Oggi la sapienza dei tecnici del governo e della minoranza ha additata una via magnifica! Miliardi e miliardi dello stato - pagati banalmente dal popolo liberato e contribuente - sono stati sciupati in baracconi di nuovi grossi enti e nel fare, poniamo, sul plateau silano, al sicuro da alluvioni e scoscendimenti, reti di inutili strade e gruppi di inutili case, da cui nell'inverno si fugge per ripiegare nei tradizionali paesoni; miliardi sono stati pagati per scorporare sul versante insicuro e malsano che degrada sullo Jonio. Frattanto, per aver trascurato la rete di provvedimenti conservativi a favore di quella delle innovazioni sballate, ma foraggiatrici, le alluvioni hanno asportata la poca terra coltivabile e i soprassuoli ove ce n'erano, la piccola coltura lottizzata è divenuta non solo povera, ma impossibile. Il diritto giuridico di un ettaro di terra, acquistato al popolo e al contadino, fatto pagare a quello e a questo, non vale più nulla, quando sull'ettaro terra vegetabile non ne resta affatto. Chi ha fatto a tempo è il barone, cui è stato portato a capitale da rendita perpetua, se non pure un po' decurtata, il reddito imponibile di quell'ettaro, divenuto oggi incolto, sterile, eguale dunque a zero. E per rendere quell'ettaro di nuovo redditizio occorre lavoro, ma occorre anche capitale mobile: espropriando baroni della terra non si trova un ètte né dell'uno né dell'altro.

La coltivazione della catastrofe non è strana per una borghesia uscita dalla coltivazione della sconfitta. Politici del governo e dell'opposizione hanno comune origine dal tronco del blocco antifascista, alleato dell'ufficiale nemico del tempo.
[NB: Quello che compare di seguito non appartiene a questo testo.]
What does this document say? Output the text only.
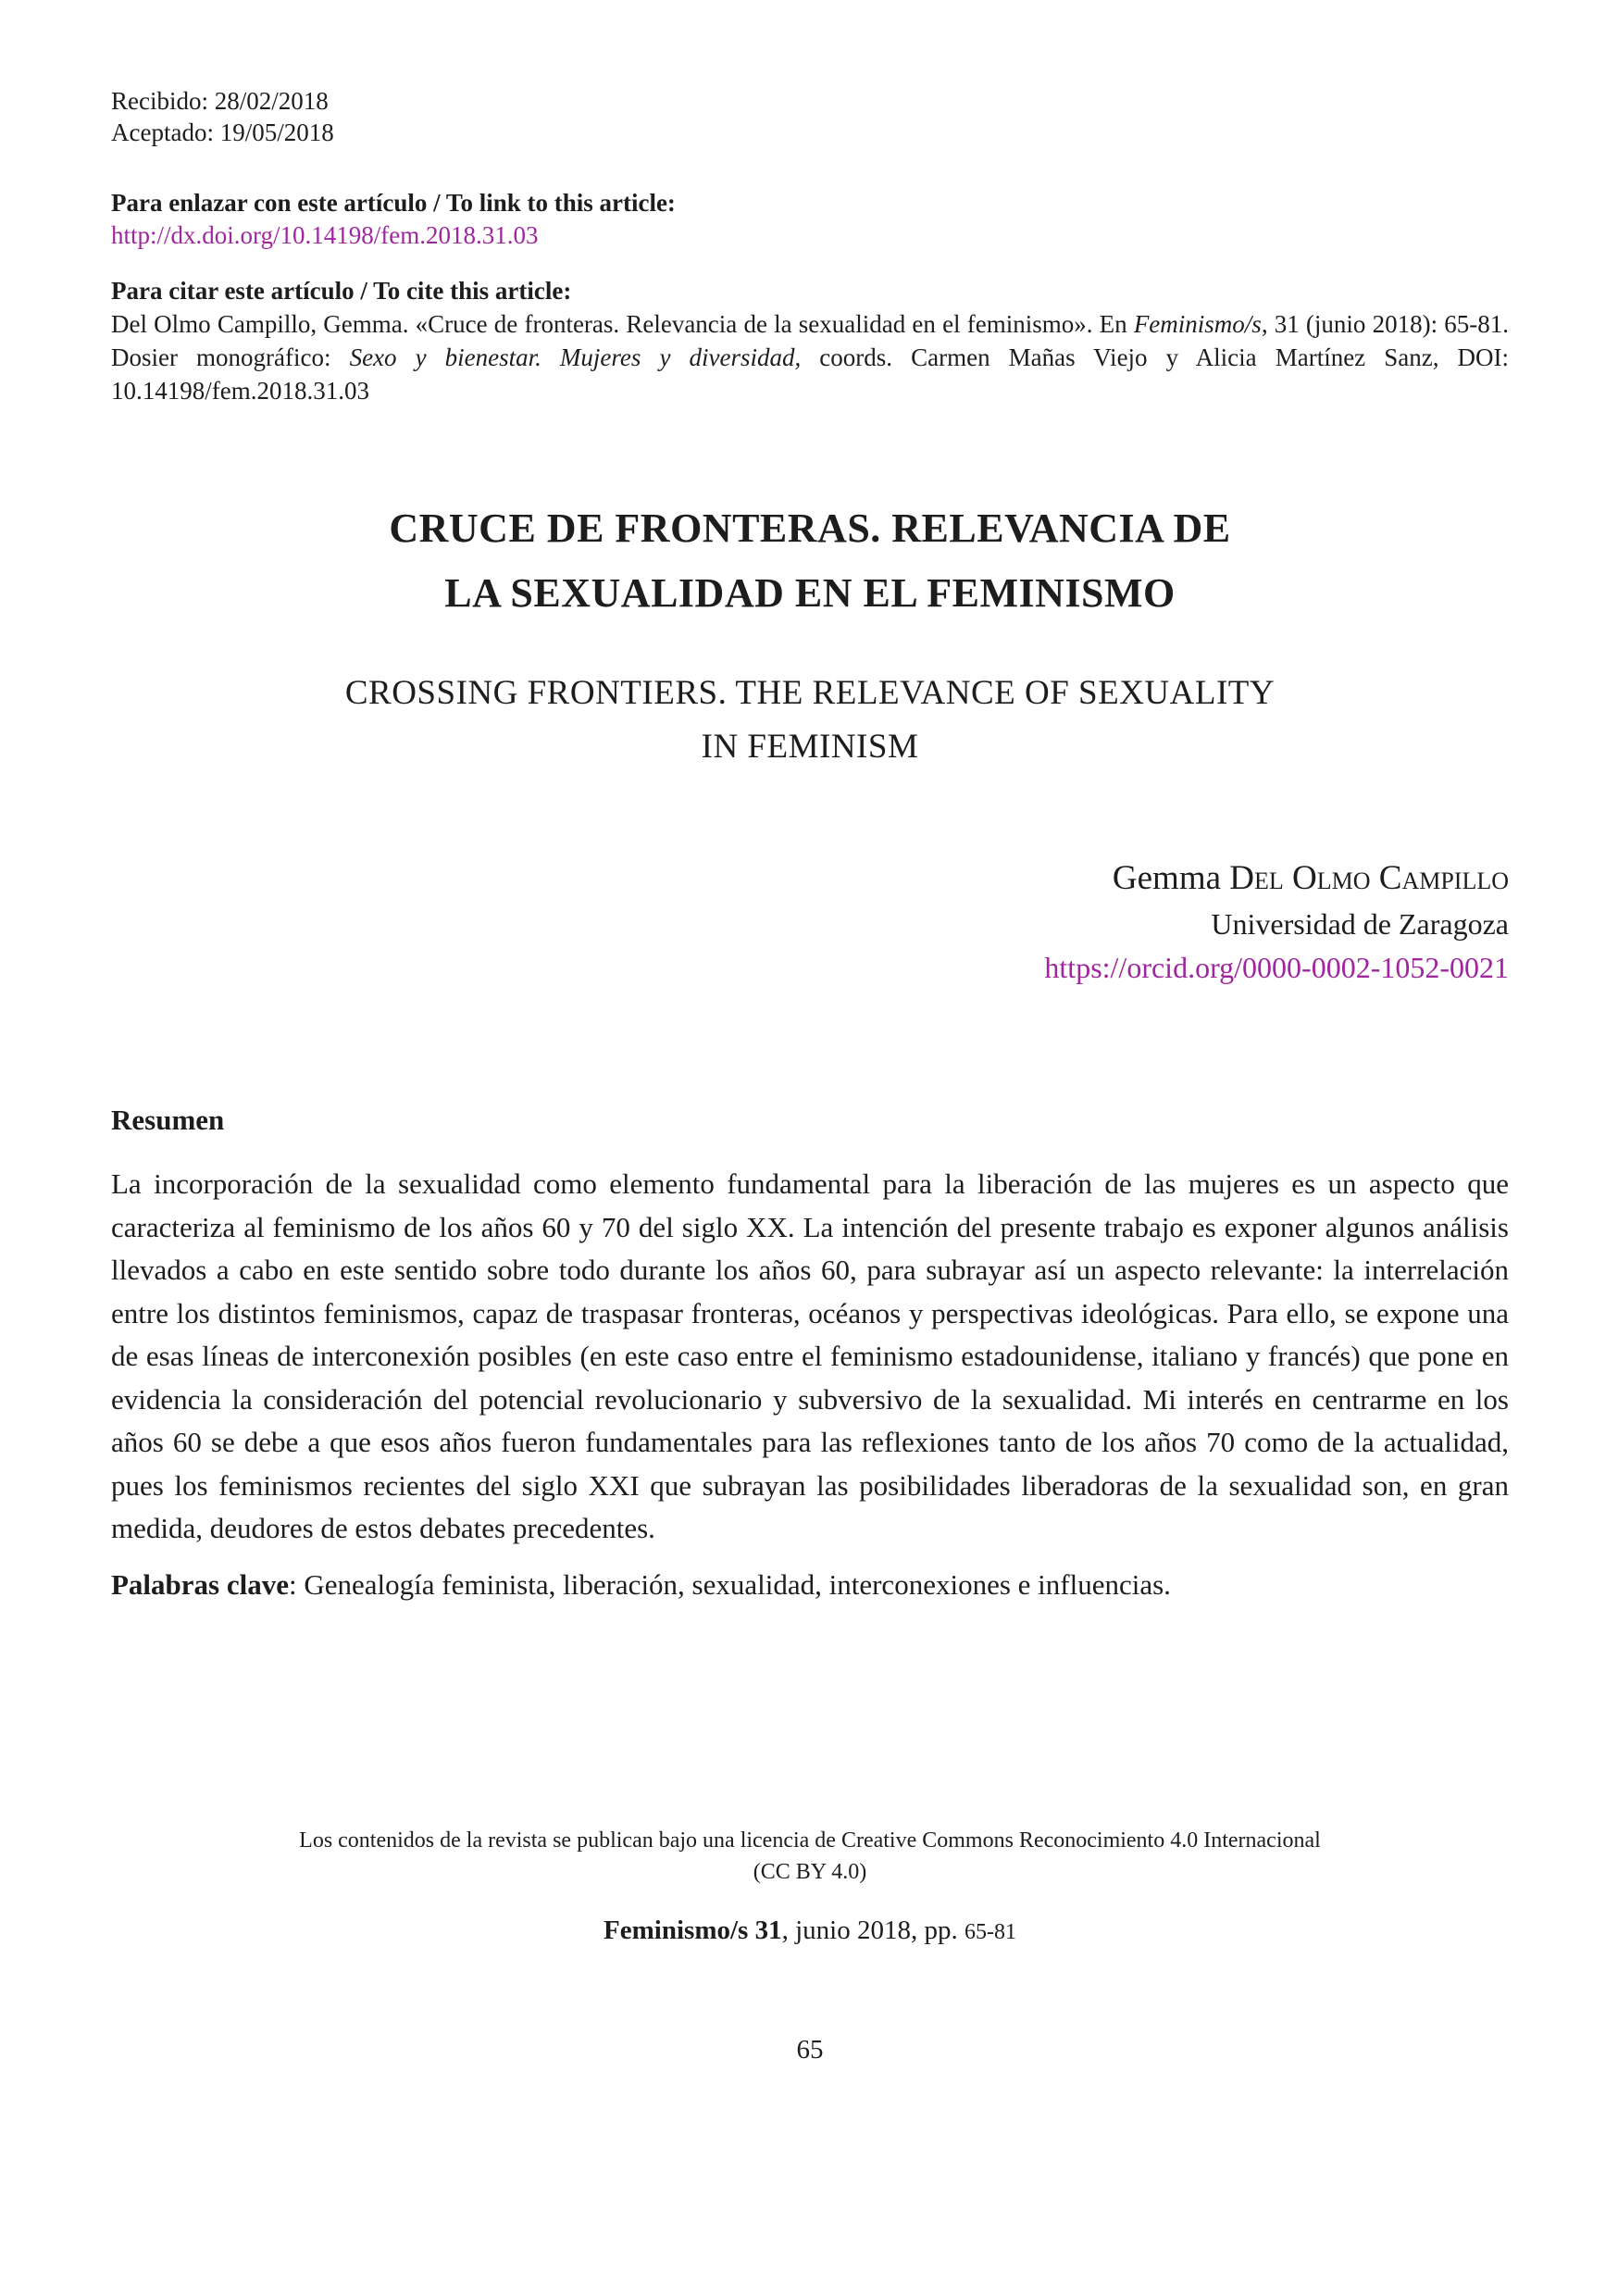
Recibido: 28/02/2018
Aceptado: 19/05/2018
Para enlazar con este artículo / To link to this article:
http://dx.doi.org/10.14198/fem.2018.31.03
Para citar este artículo / To cite this article:
Del Olmo Campillo, Gemma. «Cruce de fronteras. Relevancia de la sexualidad en el feminismo». En Feminismo/s, 31 (junio 2018): 65-81. Dosier monográfico: Sexo y bienestar. Mujeres y diversidad, coords. Carmen Mañas Viejo y Alicia Martínez Sanz, DOI: 10.14198/fem.2018.31.03
CRUCE DE FRONTERAS. RELEVANCIA DE
LA SEXUALIDAD EN EL FEMINISMO
CROSSING FRONTIERS. THE RELEVANCE OF SEXUALITY
IN FEMINISM
Gemma Del Olmo Campillo
Universidad de Zaragoza
https://orcid.org/0000-0002-1052-0021
Resumen
La incorporación de la sexualidad como elemento fundamental para la liberación de las mujeres es un aspecto que caracteriza al feminismo de los años 60 y 70 del siglo XX. La intención del presente trabajo es exponer algunos análisis llevados a cabo en este sentido sobre todo durante los años 60, para subrayar así un aspecto relevante: la interrelación entre los distintos feminismos, capaz de traspasar fronteras, océanos y perspectivas ideológicas. Para ello, se expone una de esas líneas de interconexión posibles (en este caso entre el feminismo estadounidense, italiano y francés) que pone en evidencia la consideración del potencial revolucionario y subversivo de la sexualidad. Mi interés en centrarme en los años 60 se debe a que esos años fueron fundamentales para las reflexiones tanto de los años 70 como de la actualidad, pues los feminismos recientes del siglo XXI que subrayan las posibilidades liberadoras de la sexualidad son, en gran medida, deudores de estos debates precedentes.
Palabras clave: Genealogía feminista, liberación, sexualidad, interconexiones e influencias.
Los contenidos de la revista se publican bajo una licencia de Creative Commons Reconocimiento 4.0 Internacional
(CC BY 4.0)
Feminismo/s 31, junio 2018, pp. 65-81
65
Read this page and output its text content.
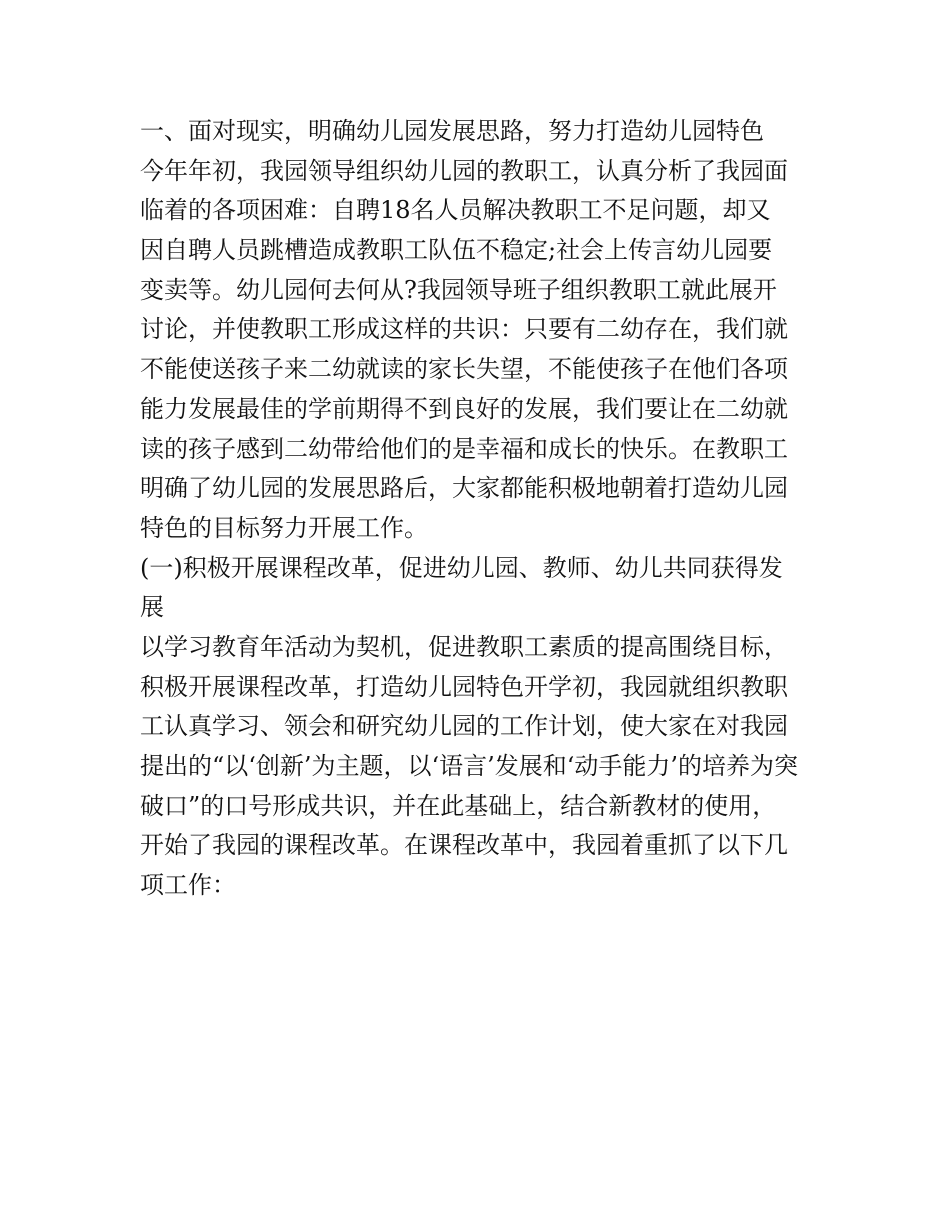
一、面对现实，明确幼儿园发展思路，努力打造幼儿园特色

今年年初，我园领导组织幼儿园的教职工，认真分析了我园面

临着的各项困难：自聘18名人员解决教职工不足问题，却又

因自聘人员跳槽造成教职工队伍不稳定;社会上传言幼儿园要

变卖等。幼儿园何去何从?我园领导班子组织教职工就此展开

讨论，并使教职工形成这样的共识：只要有二幼存在，我们就

不能使送孩子来二幼就读的家长失望，不能使孩子在他们各项

能力发展最佳的学前期得不到良好的发展，我们要让在二幼就

读的孩子感到二幼带给他们的是幸福和成长的快乐。在教职工

明确了幼儿园的发展思路后，大家都能积极地朝着打造幼儿园

特色的目标努力开展工作。

(一)积极开展课程改革，促进幼儿园、教师、幼儿共同获得发

展

以学习教育年活动为契机，促进教职工素质的提高围绕目标，

积极开展课程改革，打造幼儿园特色开学初，我园就组织教职

工认真学习、领会和研究幼儿园的工作计划，使大家在对我园

提出的“以‘创新’为主题，以‘语言’发展和‘动手能力’的培养为突

破口”的口号形成共识，并在此基础上，结合新教材的使用，

开始了我园的课程改革。在课程改革中，我园着重抓了以下几

项工作：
Noi proletari e rivoluzionari, che non abbiamo nemici nazionali, possiamo ben dirlo, mentre la classe dominante discute la indegnità dei suoi ammiragli, che avrebbero coscientemente portato i piccoli incrociatori «carta velina» sotto il tiro implacabile e centrato col radar delle dreadnoughts britanniche, mentre i tiri dei loro cannoncini bucavano il mare a mezza distanza. Non eravate tutti, nemici tra voi oggi, alleati degli inglesi, che portavano qui e sbarcavano ad Augusta la civiltà che vi ha figliati, e non dovreste far parte a quegli ammiragli delle vostre decantate medaglie al valore partigiano?

Da quando la borghesia girava avanti la ruota della storia e portava innanzi con un'amministrazione nuova e audace l'attrezzatura della specie umana, le dichiarammo la guerra di classe e ne tracciammo l'itinerario nefasto e distruttore. Qualunque sia il tono dell'amministrazione borghese, il programma del proletariato comunista è di frantumare il suo ingranaggio di governo.

Ma le vicende della storia italiana sono utili a provare nel modo più evidente che la classe operaia non può fare altre conquiste, nemmeno minimaliste, se non si spiantano e si spianano due bordelli: il parlamento elettivo e la macchina amministrativa.